Petra Costa disse que são "inconstitucionais" os ataques que o perfil oficial do governo federal no Twitter tem feito contra ela, desde que a cineasta deu uma entrevista à CNN em que criticou o governo do presidente Jair Bolsonaro.
"É uma atitude inconstitucional, que fere o artigo 37, como os juristas estão dizendo", afirmou Petra. O artigo 37 da Constituição Federal trata do princípio da impessoalidade da União.
"E é lamentável que isso, essa crítica, aconteça num momento em que a liberdade de expressão tem sido atacada", disse ela, que afirmou que no momento está mais preocupada com a cerimônia do Oscar, "escolhendo vestido", para saber quais medidas legais poderá tomar contra o presidente Jair Bolsonaro.
A cineasta afirmou que o governo erra ao dizer que ela usou fake news em sua entrevista à emissora CNN, nos Estados Unidos, na qual criticou Bolsonaro.
"Se qualquer um for fazer um fact checking do que eu falei poderá dizer que os fatos foram bastante embasados. O assassinato de pessoas no Rio aumento 19% em 2019, assim como o desmatamento, que aumentou e que houve incentivo do governo."
"Tem muita gente vibrando com essa nomeação [ao Oscar]. Essa é uma história não só sobre o Brasil. Mudam os personagens em outros países, mas a história é a mesma com o avanço da direita", afirmou ela.

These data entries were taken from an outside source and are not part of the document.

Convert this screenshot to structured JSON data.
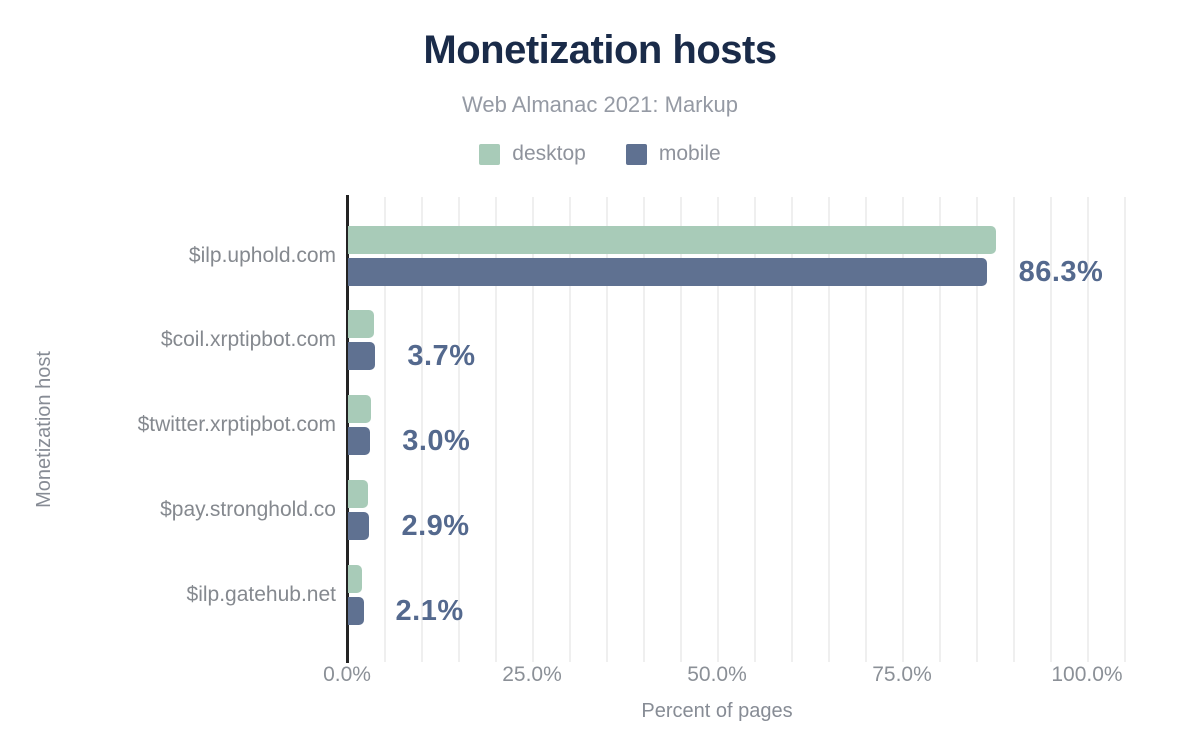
{
  "chart_data": {
    "type": "bar",
    "orientation": "horizontal",
    "title": "Monetization hosts",
    "subtitle": "Web Almanac 2021: Markup",
    "xlabel": "Percent of pages",
    "ylabel": "Monetization host",
    "xlim": [
      0,
      105
    ],
    "grid": {
      "vertical": true,
      "interval_pct": 5
    },
    "legend_position": "top",
    "categories": [
      "$ilp.uphold.com",
      "$coil.xrptipbot.com",
      "$twitter.xrptipbot.com",
      "$pay.stronghold.co",
      "$ilp.gatehub.net"
    ],
    "series": [
      {
        "name": "desktop",
        "color": "#a8cbb8",
        "values": [
          87.6,
          3.5,
          3.1,
          2.7,
          1.9
        ]
      },
      {
        "name": "mobile",
        "color": "#5f7191",
        "values": [
          86.3,
          3.7,
          3.0,
          2.9,
          2.1
        ]
      }
    ],
    "value_labels": [
      "86.3%",
      "3.7%",
      "3.0%",
      "2.9%",
      "2.1%"
    ],
    "x_ticks": [
      {
        "value": 0,
        "label": "0.0%"
      },
      {
        "value": 25,
        "label": "25.0%"
      },
      {
        "value": 50,
        "label": "50.0%"
      },
      {
        "value": 75,
        "label": "75.0%"
      },
      {
        "value": 100,
        "label": "100.0%"
      }
    ]
  },
  "legend": [
    {
      "label": "desktop",
      "color": "#a8cbb8"
    },
    {
      "label": "mobile",
      "color": "#5f7191"
    }
  ],
  "colors": {
    "title": "#1a2b49",
    "desktop_bar": "#a8cbb8",
    "mobile_bar": "#5f7191",
    "value_label": "#54698e",
    "axis_line": "#232323",
    "gridline": "#efefef",
    "text_gray": "#878c95"
  }
}
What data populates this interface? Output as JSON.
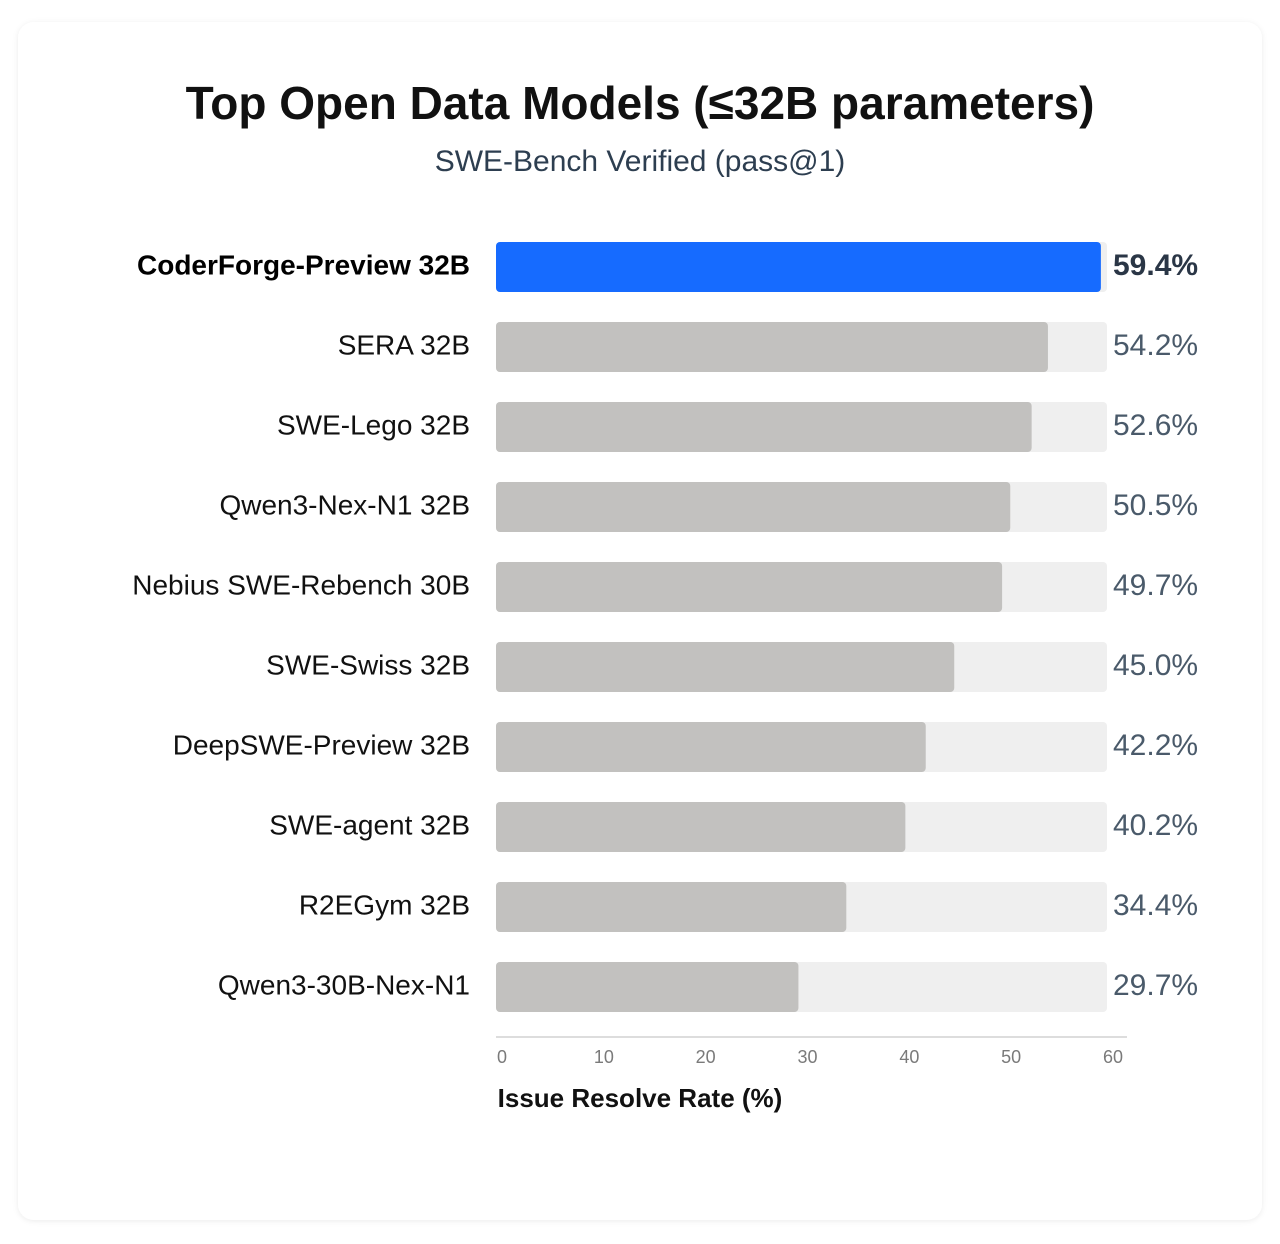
{
  "chart_data": {
    "type": "barh",
    "title": "Top Open Data Models (≤32B parameters)",
    "subtitle": "SWE-Bench Verified (pass@1)",
    "x_label": "Issue Resolve Rate (%)",
    "categories": [
      "CoderForge-Preview 32B",
      "SERA 32B",
      "SWE-Lego 32B",
      "Qwen3-Nex-N1 32B",
      "Nebius SWE-Rebench 30B",
      "SWE-Swiss 32B",
      "DeepSWE-Preview 32B",
      "SWE-agent 32B",
      "R2EGym 32B",
      "Qwen3-30B-Nex-N1"
    ],
    "values": [
      59.4,
      54.2,
      52.6,
      50.5,
      49.7,
      45.0,
      42.2,
      40.2,
      34.4,
      29.7
    ],
    "value_labels": [
      "59.4%",
      "54.2%",
      "52.6%",
      "50.5%",
      "49.7%",
      "45.0%",
      "42.2%",
      "40.2%",
      "34.4%",
      "29.7%"
    ],
    "colors": [
      "#166bff",
      "#c2c1bf",
      "#c2c1bf",
      "#c2c1bf",
      "#c2c1bf",
      "#c2c1bf",
      "#c2c1bf",
      "#c2c1bf",
      "#c2c1bf",
      "#c2c1bf"
    ],
    "track_color": "#efefef",
    "xlim": [
      0,
      60
    ],
    "xticks": [
      0,
      10,
      20,
      30,
      40,
      50,
      60
    ],
    "grid": false
  }
}
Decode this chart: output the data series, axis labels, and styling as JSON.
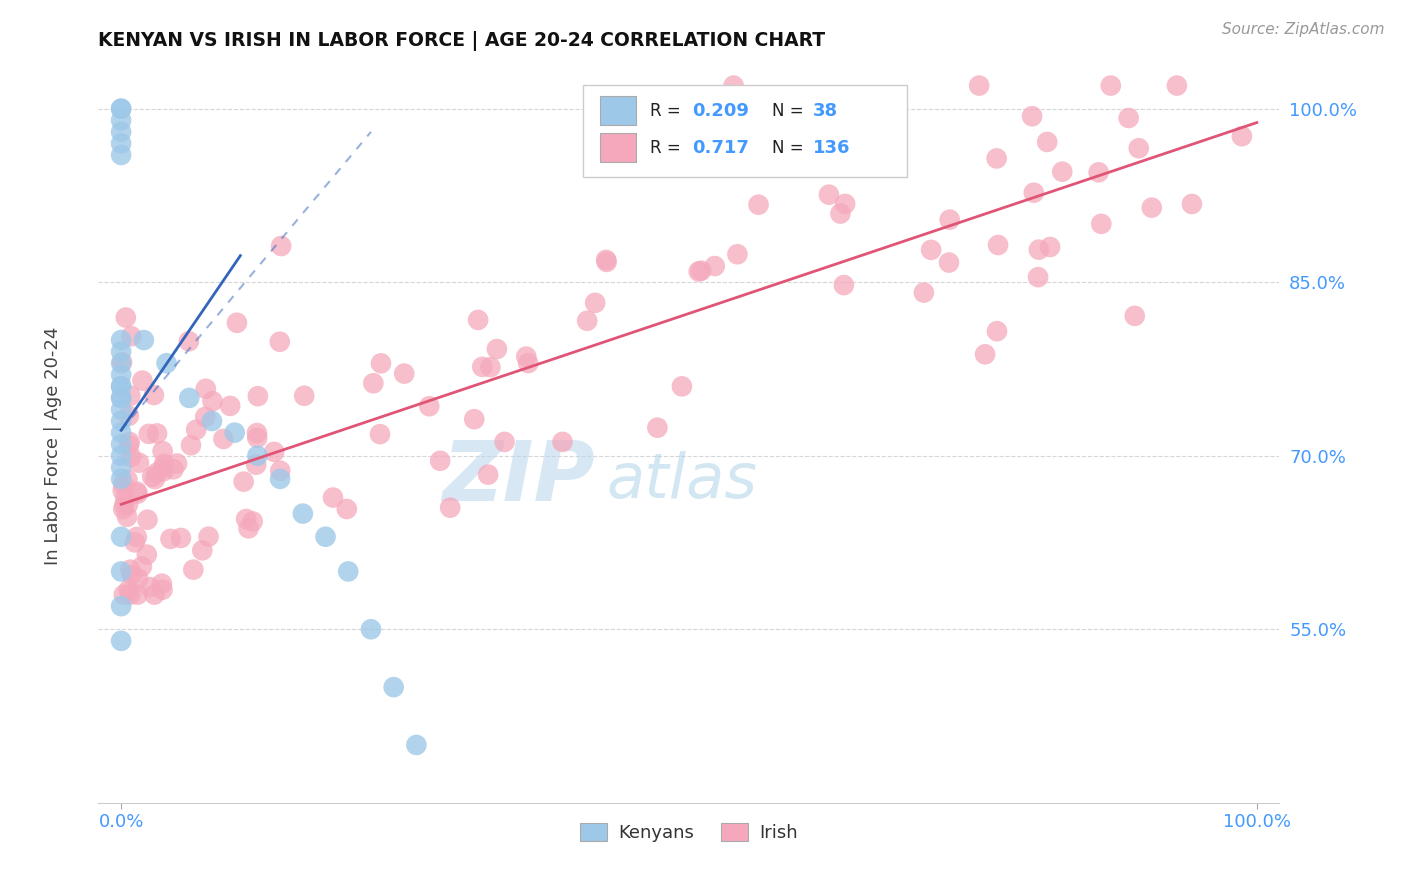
{
  "title": "KENYAN VS IRISH IN LABOR FORCE | AGE 20-24 CORRELATION CHART",
  "source": "Source: ZipAtlas.com",
  "ylabel": "In Labor Force | Age 20-24",
  "xlim": [
    -0.02,
    1.02
  ],
  "ylim": [
    0.4,
    1.04
  ],
  "xtick_positions": [
    0.0,
    1.0
  ],
  "xtick_labels": [
    "0.0%",
    "100.0%"
  ],
  "ytick_positions": [
    0.55,
    0.7,
    0.85,
    1.0
  ],
  "ytick_labels": [
    "55.0%",
    "70.0%",
    "85.0%",
    "100.0%"
  ],
  "legend_r_kenyan": "0.209",
  "legend_n_kenyan": "38",
  "legend_r_irish": "0.717",
  "legend_n_irish": "136",
  "kenyan_color": "#9ec8e8",
  "irish_color": "#f5a8bc",
  "kenyan_line_color": "#3366bb",
  "irish_line_color": "#e05575",
  "bg_color": "#ffffff",
  "tick_color": "#4499ff",
  "title_color": "#111111",
  "ylabel_color": "#444444",
  "source_color": "#999999",
  "watermark_zip_color": "#c5dff0",
  "watermark_atlas_color": "#b8d0e8",
  "grid_color": "#bbbbbb"
}
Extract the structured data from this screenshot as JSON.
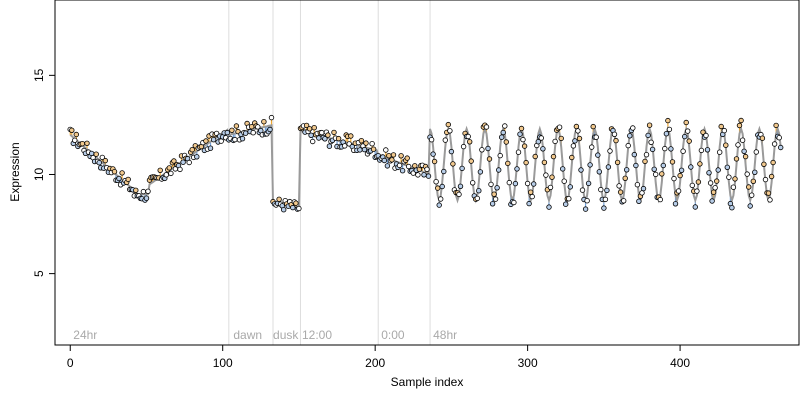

Petra disse que as críticas têm ampliado o conhecimento das pessoas sobre o documentário. "Eu acho que, quanto mais se discute o filme, mais pessoas assistem e isso é bom, porque cada um tira suas próprias conclusões."
"Minha intenção foi tentar discernir essa nuvem de confusão, do que aconteceu no Brasil nos últimos cinco anos, com fake news e manipulação, e que levou o Brasil a uma crise sem precedentes."
Petra disse discordar das pessoas que consideraram seu documentário muito parcial, favorável a Dilma e ao ex-presidente Luiz Inácio Lula da Silva (PT).
"Eu discordo dessa critica porque eu vejo de uma forma diferente. Faço pelo menos umas quatro ou cinco críticas ao PT durante o filme. Mas, pelo falto de mostrar Lula e Dilma em sua intimidade, há pessoas que não conseguem ouvir a minha narração. É muito interessante quando o filme é visto fora do Brasil, porque as pessoas falam: 'como você foi crítica ao PT, como mostrou a corrupção estrutural'. Acho que mesmo dentro do Brasil tem muita gente vendo isso."
Petra diz que o documentário cumpriu seu objetivo. "Eu queria gerar diálogo e romper a bolha", disse.
Para a cineastas, dois documentários são seus maiores adversários no Oscar: o americano "American Factory" e o sírio "For Sama". Mas, de acordo com ela, o que tem acontecido entre os documentaristas, que ontem se reuniram em Los Angeles, é "um espírito de irmandade muito linda".
"O fato de ter quatro mulheres disputando a vaga de melhor documentário me deixa muito feliz de fazer parte desse braço da academia, num momento em que nenhuma mulher disputa a vaga de melhor direção."